Even more worrisome to many experts is the apparent growth in secretive, or "black box," biodefense research by the U.S. intelligence community. "There's all kinds of secret research going on right now," says Matthew Meselson, a Harvard biologist who has worked closely with the military. "The more you create secret research in biology," he warns, "the more you create risk." One program that has become public is Project Jefferson, a Pentagon effort to genetically engineer a vaccine-resistant version of anthrax. After the program's existence was revealed by the New York Times in 2001, the Pentagon announced that it intended to complete the project and that the results would be classified. "[The military's] natural instinct is to exploit the technology and keep everybody else away from it," says John D. Steinbruner, director of the Center for International and Security Studies at the University of Maryland. "In their hands, this technology is potentially extremely dangerous."
Programs like Project Jefferson have already raised concerns that U.S. scientists are treading dangerously close to the limits of the 1972 Biological Weapons Convention, which prohibits offensive research. Just months before September 11, the Bush administration walked away from negotiations to impose biological-weapons inspections, in part because American pharmaceutical companies did not want to open their labs to international inspectors. The abandonment of the talks left the world without any way to enforce the treaty's restrictions. Now, experts fear that the explosion of American research-including programs such as Project Jefferson that are widely viewed as potential violations of the treaty-might encourage other countries to disregard the convention.

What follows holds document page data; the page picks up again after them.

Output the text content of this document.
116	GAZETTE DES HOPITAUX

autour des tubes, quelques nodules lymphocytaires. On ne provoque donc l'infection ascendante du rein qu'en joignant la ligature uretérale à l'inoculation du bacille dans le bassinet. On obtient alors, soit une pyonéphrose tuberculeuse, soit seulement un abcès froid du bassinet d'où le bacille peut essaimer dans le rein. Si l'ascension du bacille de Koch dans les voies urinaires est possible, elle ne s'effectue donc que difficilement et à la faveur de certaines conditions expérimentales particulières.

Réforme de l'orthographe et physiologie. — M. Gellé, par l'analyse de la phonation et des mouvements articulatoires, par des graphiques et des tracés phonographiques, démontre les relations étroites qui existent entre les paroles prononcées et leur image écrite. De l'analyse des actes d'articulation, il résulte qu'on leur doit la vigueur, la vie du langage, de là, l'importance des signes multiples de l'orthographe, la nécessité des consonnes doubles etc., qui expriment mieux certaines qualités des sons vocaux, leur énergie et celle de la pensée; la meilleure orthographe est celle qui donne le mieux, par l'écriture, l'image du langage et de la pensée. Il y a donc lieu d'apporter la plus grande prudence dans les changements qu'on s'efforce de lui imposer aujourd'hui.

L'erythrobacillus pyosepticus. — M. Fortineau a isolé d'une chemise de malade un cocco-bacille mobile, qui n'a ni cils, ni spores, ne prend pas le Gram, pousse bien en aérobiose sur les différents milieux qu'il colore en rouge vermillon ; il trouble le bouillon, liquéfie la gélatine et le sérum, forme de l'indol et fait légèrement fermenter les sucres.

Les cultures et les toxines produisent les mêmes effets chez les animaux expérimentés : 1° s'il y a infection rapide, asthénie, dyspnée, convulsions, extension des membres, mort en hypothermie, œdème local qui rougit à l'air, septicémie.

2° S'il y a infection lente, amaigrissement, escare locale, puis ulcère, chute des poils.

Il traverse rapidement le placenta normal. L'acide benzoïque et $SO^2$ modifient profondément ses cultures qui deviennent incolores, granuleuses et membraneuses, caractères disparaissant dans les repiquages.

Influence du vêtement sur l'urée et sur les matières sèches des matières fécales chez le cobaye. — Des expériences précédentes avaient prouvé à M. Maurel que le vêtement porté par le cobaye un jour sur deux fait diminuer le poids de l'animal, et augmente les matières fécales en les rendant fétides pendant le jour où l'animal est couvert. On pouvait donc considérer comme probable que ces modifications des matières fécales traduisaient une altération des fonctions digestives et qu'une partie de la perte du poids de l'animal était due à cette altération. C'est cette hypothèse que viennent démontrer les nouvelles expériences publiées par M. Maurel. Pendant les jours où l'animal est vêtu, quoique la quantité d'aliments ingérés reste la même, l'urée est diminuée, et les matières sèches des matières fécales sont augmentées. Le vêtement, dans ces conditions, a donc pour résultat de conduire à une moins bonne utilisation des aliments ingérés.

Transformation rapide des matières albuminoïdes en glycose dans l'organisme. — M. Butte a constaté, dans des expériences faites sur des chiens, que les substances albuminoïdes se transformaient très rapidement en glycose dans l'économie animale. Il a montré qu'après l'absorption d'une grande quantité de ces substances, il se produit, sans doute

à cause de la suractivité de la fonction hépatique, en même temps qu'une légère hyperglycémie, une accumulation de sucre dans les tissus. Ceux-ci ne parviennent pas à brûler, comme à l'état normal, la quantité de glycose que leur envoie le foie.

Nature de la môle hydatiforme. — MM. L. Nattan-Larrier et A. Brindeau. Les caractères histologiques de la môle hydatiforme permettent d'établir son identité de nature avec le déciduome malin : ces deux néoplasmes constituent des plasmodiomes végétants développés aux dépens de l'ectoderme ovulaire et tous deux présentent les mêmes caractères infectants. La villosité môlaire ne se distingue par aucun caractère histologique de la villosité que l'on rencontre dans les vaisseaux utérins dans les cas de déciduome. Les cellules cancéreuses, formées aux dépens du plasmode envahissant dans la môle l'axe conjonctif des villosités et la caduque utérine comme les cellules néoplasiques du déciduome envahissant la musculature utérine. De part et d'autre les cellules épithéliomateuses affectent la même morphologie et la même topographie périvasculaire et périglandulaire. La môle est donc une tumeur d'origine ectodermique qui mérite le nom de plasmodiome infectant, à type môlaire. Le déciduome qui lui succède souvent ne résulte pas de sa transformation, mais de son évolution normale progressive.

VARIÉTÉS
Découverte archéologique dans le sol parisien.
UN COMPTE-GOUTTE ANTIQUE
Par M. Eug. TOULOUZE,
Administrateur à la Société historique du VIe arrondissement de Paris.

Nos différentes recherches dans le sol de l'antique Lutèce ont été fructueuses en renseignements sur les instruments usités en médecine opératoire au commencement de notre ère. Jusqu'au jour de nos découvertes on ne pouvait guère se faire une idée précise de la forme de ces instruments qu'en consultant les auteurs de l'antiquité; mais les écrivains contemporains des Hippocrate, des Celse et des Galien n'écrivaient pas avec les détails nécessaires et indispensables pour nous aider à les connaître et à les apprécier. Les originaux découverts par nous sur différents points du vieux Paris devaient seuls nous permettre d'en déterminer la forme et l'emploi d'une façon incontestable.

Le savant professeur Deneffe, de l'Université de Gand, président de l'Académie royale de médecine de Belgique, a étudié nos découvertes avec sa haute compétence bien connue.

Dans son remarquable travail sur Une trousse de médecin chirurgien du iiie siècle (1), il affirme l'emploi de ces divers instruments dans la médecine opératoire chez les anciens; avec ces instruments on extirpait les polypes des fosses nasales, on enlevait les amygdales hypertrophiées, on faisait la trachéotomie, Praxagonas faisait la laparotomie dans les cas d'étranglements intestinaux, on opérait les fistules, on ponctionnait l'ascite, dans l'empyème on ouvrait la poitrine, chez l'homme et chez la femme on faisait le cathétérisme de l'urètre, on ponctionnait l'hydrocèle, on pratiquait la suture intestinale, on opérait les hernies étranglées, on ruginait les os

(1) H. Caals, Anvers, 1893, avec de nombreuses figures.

Despite these fears, the administration is pushing to expand research programs even further. In a rare unclassified report on the Pentagon's biodefense plans, James B. Petro, a top official in the Defense Intelligence Agency, recently called for a new federal "threat assessment" facility for advanced bioweapons. Such a facility, he wrote, would investigate topics with "limited implications for the general bioscience community, but significant application for nefarious scientists."
To many observers, the statement indicated that the United States is moving toward a pre-emptive approach, attempting to beat terrorists to the punch by being the first to produce novel pathogens. "What they seem to be saying to me is that we are actually in a defensive/offensive arms race," says Malcolm Dando, a British bioweapons expert at Bradford University. "If the U.S. goes down these roads, it indicates routes that people can follow."